Jackson was the National Park Service Regional Ethnographer for the SE Region from 2012 to 2016. She is currently associate professor of anthropology at the University of South Florida.

Jackson's most recent book publication, in March 2020, is entitled "Heritage, tourism and race : the other side of leisure"
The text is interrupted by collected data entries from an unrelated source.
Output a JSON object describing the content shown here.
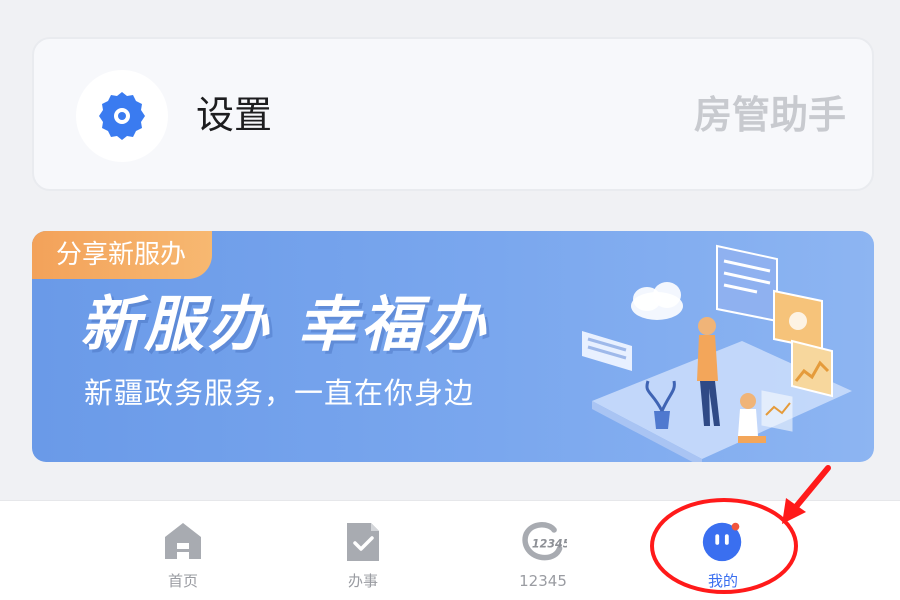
{
  "settings": {
    "label": "设置",
    "right_text": "房管助手",
    "icon": "gear-icon"
  },
  "banner": {
    "tag": "分享新服办",
    "title": "新服办  幸福办",
    "subtitle": "新疆政务服务，一直在你身边"
  },
  "nav": {
    "items": [
      {
        "label": "首页",
        "icon": "home-icon",
        "active": false
      },
      {
        "label": "办事",
        "icon": "document-check-icon",
        "active": false
      },
      {
        "label": "12345",
        "icon": "hotline-12345-icon",
        "badge": "12345",
        "active": false
      },
      {
        "label": "我的",
        "icon": "profile-face-icon",
        "active": true
      }
    ]
  },
  "colors": {
    "accent": "#3a6ff0",
    "annotation": "#ff1a1a",
    "banner_tag": "#f3a25a"
  }
}
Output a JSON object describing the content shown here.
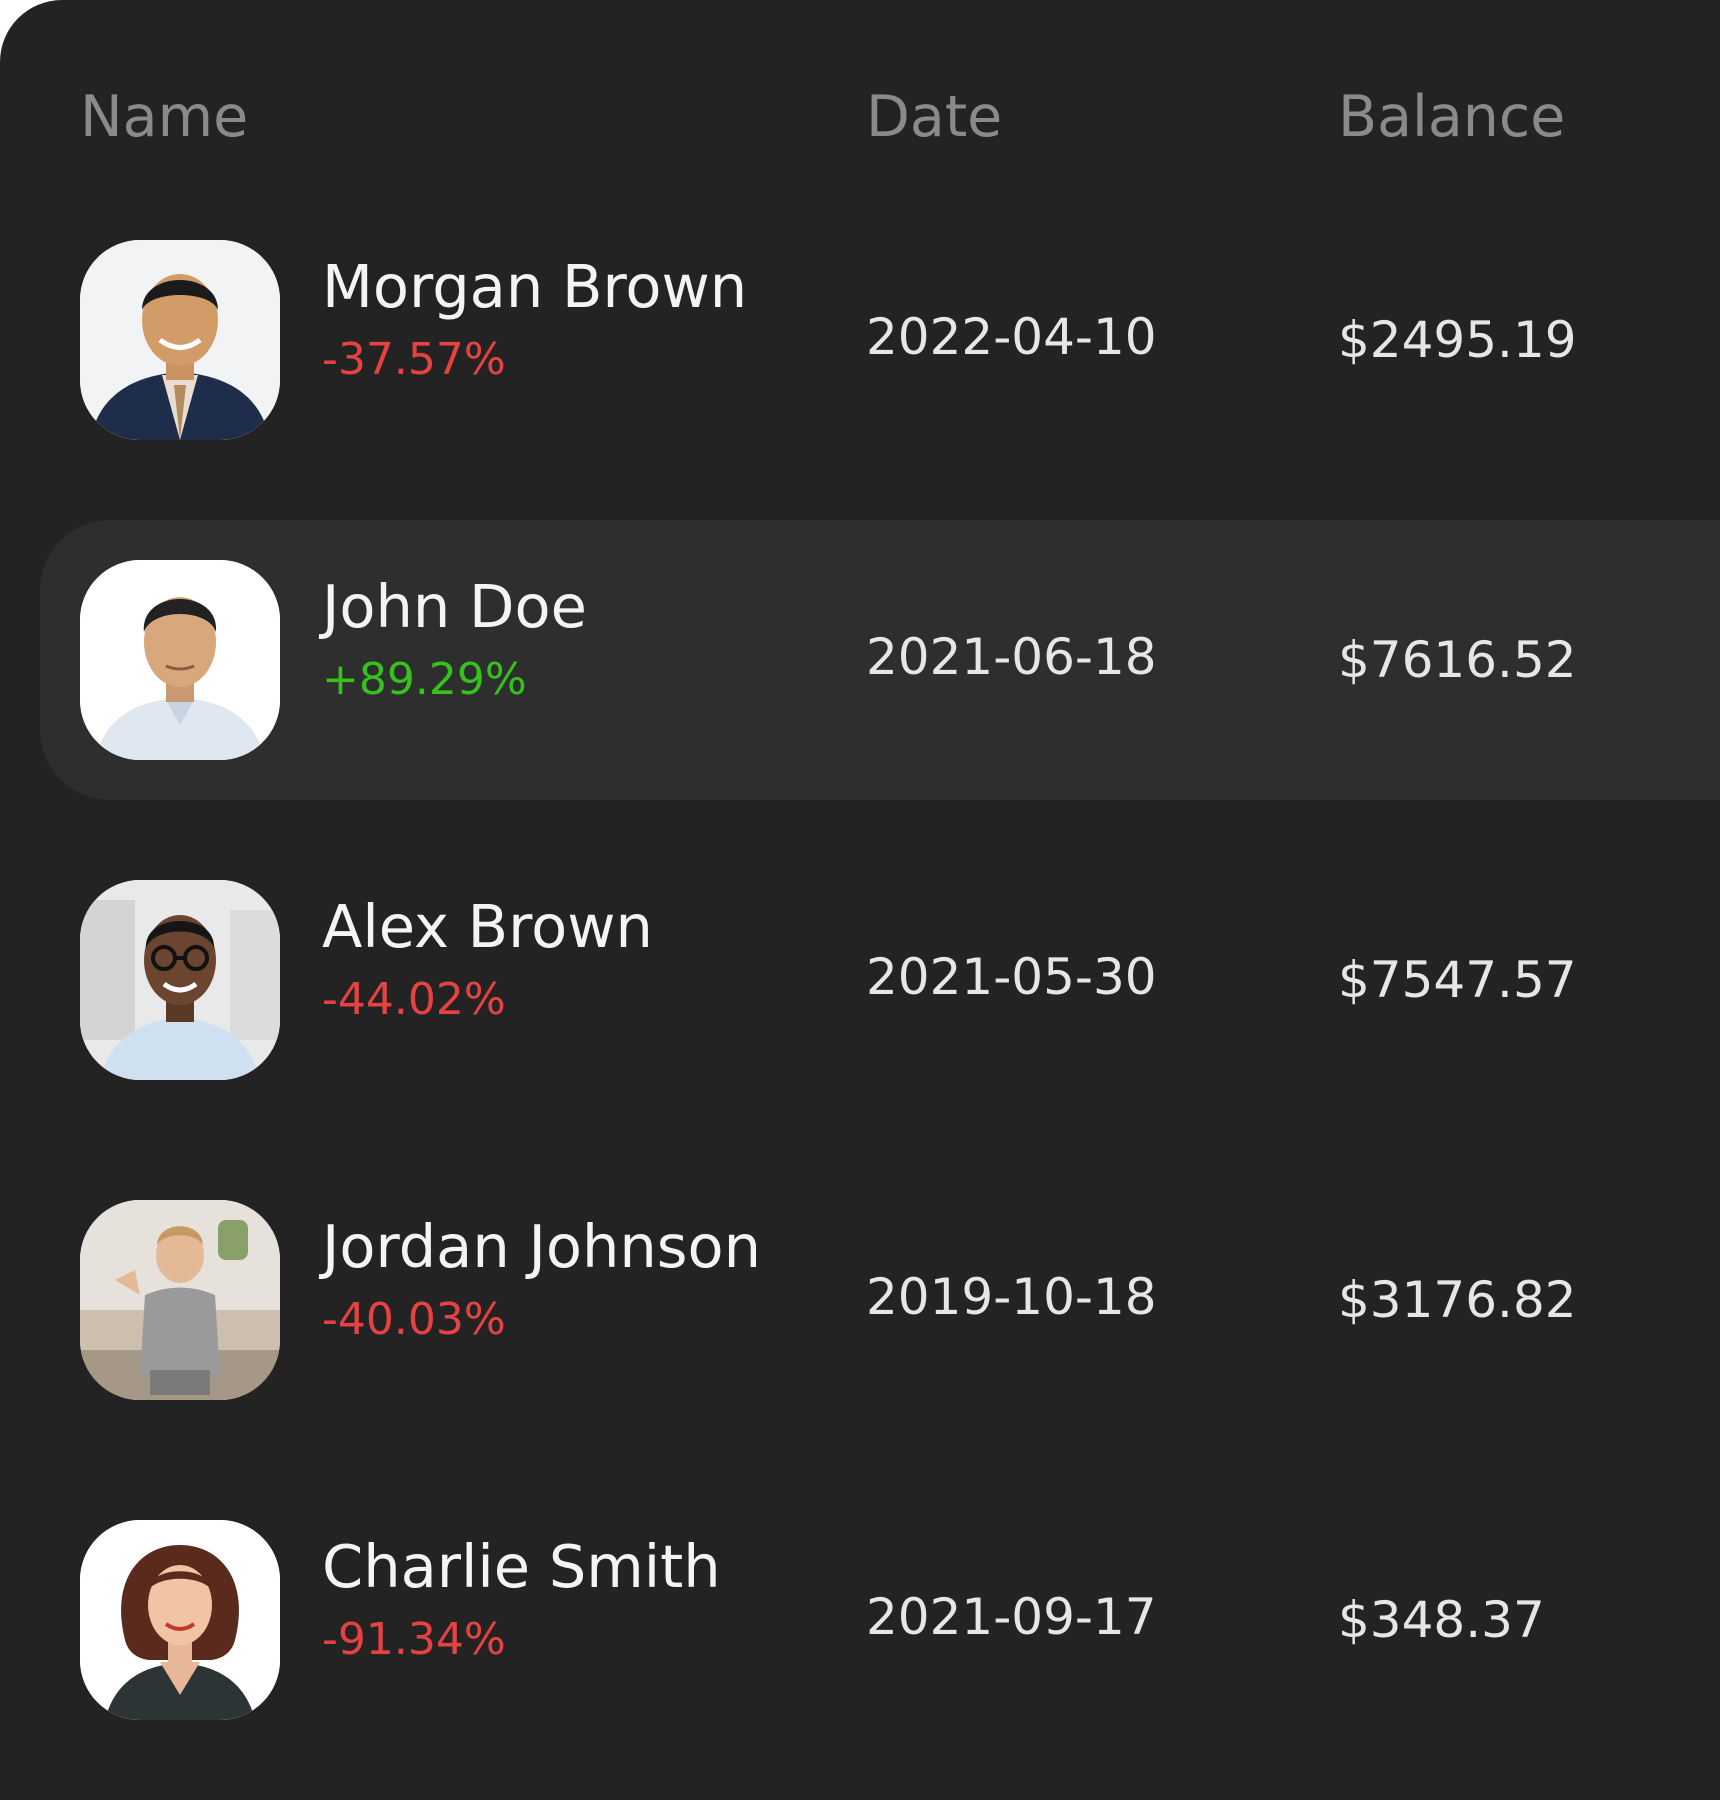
{
  "table": {
    "columns": {
      "name": "Name",
      "date": "Date",
      "balance": "Balance"
    },
    "rows": [
      {
        "name": "Morgan Brown",
        "change": "-37.57%",
        "change_color": "#e64242",
        "date": "2022-04-10",
        "balance": "$2495.19",
        "avatar_icon": "avatar-man-suit-photo",
        "highlighted": false
      },
      {
        "name": "John Doe",
        "change": "+89.29%",
        "change_color": "#35c21a",
        "date": "2021-06-18",
        "balance": "$7616.52",
        "avatar_icon": "avatar-man-shirt-photo",
        "highlighted": true
      },
      {
        "name": "Alex Brown",
        "change": "-44.02%",
        "change_color": "#e64242",
        "date": "2021-05-30",
        "balance": "$7547.57",
        "avatar_icon": "avatar-man-glasses-photo",
        "highlighted": false
      },
      {
        "name": "Jordan Johnson",
        "change": "-40.03%",
        "change_color": "#e64242",
        "date": "2019-10-18",
        "balance": "$3176.82",
        "avatar_icon": "avatar-child-photo",
        "highlighted": false
      },
      {
        "name": "Charlie Smith",
        "change": "-91.34%",
        "change_color": "#e64242",
        "date": "2021-09-17",
        "balance": "$348.37",
        "avatar_icon": "avatar-woman-photo",
        "highlighted": false
      }
    ]
  },
  "colors": {
    "background": "#232323",
    "row_highlight": "#2e2e2e",
    "header_text": "#8a8a8a",
    "primary_text": "#f4f4f4",
    "secondary_text": "#e6e6e6",
    "negative": "#e64242",
    "positive": "#35c21a"
  }
}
She is the Director of the USF Heritage Research Lab and the editor of the journal Present Pasts.

== Publications ==

- 2008. Imagining Jehossee Island Rice Plantation Today. International Journal of Heritage Studies 14:2, 131–155, DOI: http://doi.org/10.1080/13527250701855155
- 2010. Changing ideas about heritage and heritage resource management in historically segregated communities. Transforming Archaeology 18(1): 80–92.
- 2011. Shattering Slave Life Portrayals: Uncovering Subjugated Knowledge in U.S. Plantation Sites in South Carolina and Florida. American Anthropologist 113: 448–462. DOI: http://doi.org/10.1111/j.1548-1433.2011.01353.x
- 2011. Diversifying the dialogue post-Katrina—Race, place, and displacement in New Orleans, U.S.A.. Transforming Anthropology 19: 3–16. DOI: http://doi.org/10.1111/j.1548-7466.2011.01109.x
- 2012. Speaking for the Enslaved—Heritage Interpretation at Antebellum Plantation Sites. Routledge.
- 2016. Exhuming the Dead and Talking to the Living: The 1914 Fire at the Florida Industrial School for Boys—Invoking the Uncanny as a Site of Analysis. Anthropology and Humanism 41: 158–177. DOI: http://doi.org/10.1111/anhu.12141
- 2019. Remembering Jim Crow, again – critical representations of African American experiences of travel and leisure at U.S. National Park Sites, International Journal of Heritage Studies 25:7: 671–688. DOI: http://doi.org/10.1080/13527258.2018.1544920
- 2020. Heritage, tourism and race : the other side of leisure. Routledge. New York, NY.